Running out of patience for radionuclide decay: Accelerator mass spectrometry (AMS) counts faster


Running out of patience for radionuclide decay: Accelerator mass spectrometry (AMS) counts faster

Rugel, G.; Merchel, S.; Llovera, R.; Scharf, A.; Dreams-Users

Accelerator mass spectrometry (AMS) is the most sensitive analytical method to measure long-lived radionuclides. Several AMS system has been recently established in Europe, however, most of them exclusively detecting carbon-14. At Dresden a 6 MV tandem accelerator is used for AMS since 2011: The DREAMS (DREsden AMS) facility [1-3] is part of the Ion Beam Center, a large-scale user facility, where users apply for measurements via a proposal system.
Radionuclides, which are routinely measured at DREAMS, are ¹⁰Be, ²⁶Al, ³⁶Cl, ⁴¹Ca, and ¹²⁹I. We recently also focussed on nuclides with shorter half-lives such as ⁷Be or ⁴⁴Ti. The detection limits are generally several orders of magnitude better than any other mass spectrometry or decay counting method. AMS needs smaller sample sizes and measurements are finished within a few minutes to hours; though after performing chemical separation of the radionuclide from the sample matrix (ice, snow, rain, ground water, marine sediments, soil, meteorites, deep-sea nodules, lava, rocks).
DREAMS users apply AMS to most diverse interdisciplinary projects.
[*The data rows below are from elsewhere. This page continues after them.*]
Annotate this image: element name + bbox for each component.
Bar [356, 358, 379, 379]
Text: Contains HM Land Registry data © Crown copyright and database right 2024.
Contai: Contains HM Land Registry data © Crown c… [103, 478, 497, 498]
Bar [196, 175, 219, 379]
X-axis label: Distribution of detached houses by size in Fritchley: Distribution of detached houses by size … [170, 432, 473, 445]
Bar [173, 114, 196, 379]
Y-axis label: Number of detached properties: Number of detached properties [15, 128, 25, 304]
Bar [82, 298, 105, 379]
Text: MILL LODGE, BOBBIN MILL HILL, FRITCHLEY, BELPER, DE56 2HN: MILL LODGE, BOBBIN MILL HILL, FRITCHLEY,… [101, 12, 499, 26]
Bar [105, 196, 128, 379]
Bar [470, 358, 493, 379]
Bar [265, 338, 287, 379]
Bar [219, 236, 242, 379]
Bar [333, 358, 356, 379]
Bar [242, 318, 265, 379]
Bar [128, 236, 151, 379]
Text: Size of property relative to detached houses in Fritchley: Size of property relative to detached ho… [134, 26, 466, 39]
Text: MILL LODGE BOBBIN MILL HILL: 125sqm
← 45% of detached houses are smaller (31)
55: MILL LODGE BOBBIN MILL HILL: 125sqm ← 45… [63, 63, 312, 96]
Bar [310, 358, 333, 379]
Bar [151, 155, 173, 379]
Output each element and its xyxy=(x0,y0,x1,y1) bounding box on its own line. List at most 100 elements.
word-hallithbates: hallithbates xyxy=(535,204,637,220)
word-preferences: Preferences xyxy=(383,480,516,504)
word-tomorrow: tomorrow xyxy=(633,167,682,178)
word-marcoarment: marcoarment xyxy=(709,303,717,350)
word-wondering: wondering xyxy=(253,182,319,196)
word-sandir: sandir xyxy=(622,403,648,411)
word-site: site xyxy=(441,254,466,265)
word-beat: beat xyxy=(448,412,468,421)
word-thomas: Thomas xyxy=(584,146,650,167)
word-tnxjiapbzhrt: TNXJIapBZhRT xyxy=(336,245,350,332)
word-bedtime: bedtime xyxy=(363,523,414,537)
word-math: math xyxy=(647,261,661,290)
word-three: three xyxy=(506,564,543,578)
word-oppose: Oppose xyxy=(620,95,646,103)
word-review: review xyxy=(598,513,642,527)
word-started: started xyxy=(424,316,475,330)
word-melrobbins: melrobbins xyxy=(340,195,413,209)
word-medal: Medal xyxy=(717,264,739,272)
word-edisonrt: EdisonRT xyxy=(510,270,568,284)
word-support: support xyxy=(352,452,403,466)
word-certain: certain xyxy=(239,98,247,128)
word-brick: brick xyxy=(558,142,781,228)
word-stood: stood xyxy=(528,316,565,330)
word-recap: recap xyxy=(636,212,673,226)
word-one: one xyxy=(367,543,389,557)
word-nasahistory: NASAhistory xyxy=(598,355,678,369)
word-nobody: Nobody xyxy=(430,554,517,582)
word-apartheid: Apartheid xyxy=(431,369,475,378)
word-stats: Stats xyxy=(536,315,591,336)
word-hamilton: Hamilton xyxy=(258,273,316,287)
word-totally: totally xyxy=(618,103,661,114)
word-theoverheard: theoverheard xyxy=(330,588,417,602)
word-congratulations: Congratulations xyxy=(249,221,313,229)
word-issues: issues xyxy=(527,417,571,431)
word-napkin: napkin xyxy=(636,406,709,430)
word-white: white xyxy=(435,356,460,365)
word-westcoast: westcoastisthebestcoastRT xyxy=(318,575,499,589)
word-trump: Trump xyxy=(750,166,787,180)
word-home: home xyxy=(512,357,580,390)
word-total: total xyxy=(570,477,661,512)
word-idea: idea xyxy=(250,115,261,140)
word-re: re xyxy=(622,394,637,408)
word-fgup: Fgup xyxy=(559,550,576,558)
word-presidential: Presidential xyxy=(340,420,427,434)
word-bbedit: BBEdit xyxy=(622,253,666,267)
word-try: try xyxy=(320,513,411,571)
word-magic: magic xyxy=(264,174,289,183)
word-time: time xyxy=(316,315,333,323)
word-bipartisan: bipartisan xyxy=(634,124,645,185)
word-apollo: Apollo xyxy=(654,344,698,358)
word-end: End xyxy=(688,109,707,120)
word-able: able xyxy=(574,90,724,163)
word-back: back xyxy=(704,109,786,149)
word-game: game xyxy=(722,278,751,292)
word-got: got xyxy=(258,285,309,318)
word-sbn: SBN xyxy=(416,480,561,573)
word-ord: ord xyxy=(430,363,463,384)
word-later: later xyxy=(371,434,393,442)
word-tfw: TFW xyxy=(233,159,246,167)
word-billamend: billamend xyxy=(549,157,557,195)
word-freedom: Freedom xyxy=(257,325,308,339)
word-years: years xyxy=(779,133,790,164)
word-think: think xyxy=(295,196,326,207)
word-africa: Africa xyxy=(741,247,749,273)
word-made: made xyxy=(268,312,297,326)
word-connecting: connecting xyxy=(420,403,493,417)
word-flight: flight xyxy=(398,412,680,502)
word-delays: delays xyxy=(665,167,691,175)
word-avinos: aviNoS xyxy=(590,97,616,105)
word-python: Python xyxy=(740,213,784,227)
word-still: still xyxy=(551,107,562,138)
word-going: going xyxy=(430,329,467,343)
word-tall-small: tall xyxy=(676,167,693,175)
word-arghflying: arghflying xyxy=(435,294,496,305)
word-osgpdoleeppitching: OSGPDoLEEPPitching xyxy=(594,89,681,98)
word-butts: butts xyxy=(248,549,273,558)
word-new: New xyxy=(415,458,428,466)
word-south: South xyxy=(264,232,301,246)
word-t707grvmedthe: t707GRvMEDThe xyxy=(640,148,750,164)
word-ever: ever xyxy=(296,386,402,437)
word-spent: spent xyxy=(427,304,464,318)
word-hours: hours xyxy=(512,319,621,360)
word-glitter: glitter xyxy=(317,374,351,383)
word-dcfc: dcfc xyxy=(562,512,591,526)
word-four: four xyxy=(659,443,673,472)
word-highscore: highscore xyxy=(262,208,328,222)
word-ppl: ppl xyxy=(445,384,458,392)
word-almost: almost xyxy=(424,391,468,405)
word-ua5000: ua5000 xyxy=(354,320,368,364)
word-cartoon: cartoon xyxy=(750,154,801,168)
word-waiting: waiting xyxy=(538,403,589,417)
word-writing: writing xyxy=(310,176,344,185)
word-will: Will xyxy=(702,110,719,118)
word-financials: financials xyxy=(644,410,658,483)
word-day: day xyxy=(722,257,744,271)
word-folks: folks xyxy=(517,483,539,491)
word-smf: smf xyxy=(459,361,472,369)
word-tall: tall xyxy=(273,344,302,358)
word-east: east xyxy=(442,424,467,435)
Prominent examples are the proof and dating of multiple supernovae during the last 10 Ma [4] and dating of a boulder from a rock fall triggered by a medieval Earthquake in in the Nepal Himalaya [5].
Ref.: [1] Akhmadaliev et al., NIMB 294 (2013) 5. [2] Rugel et al., NIMB 370 (2016) 94. [3] www.dresden-ams.de. [4] Wallner et al., Nature 532 (2016) 69. [5] Schwanghart et al., Science 351 (2016) 147.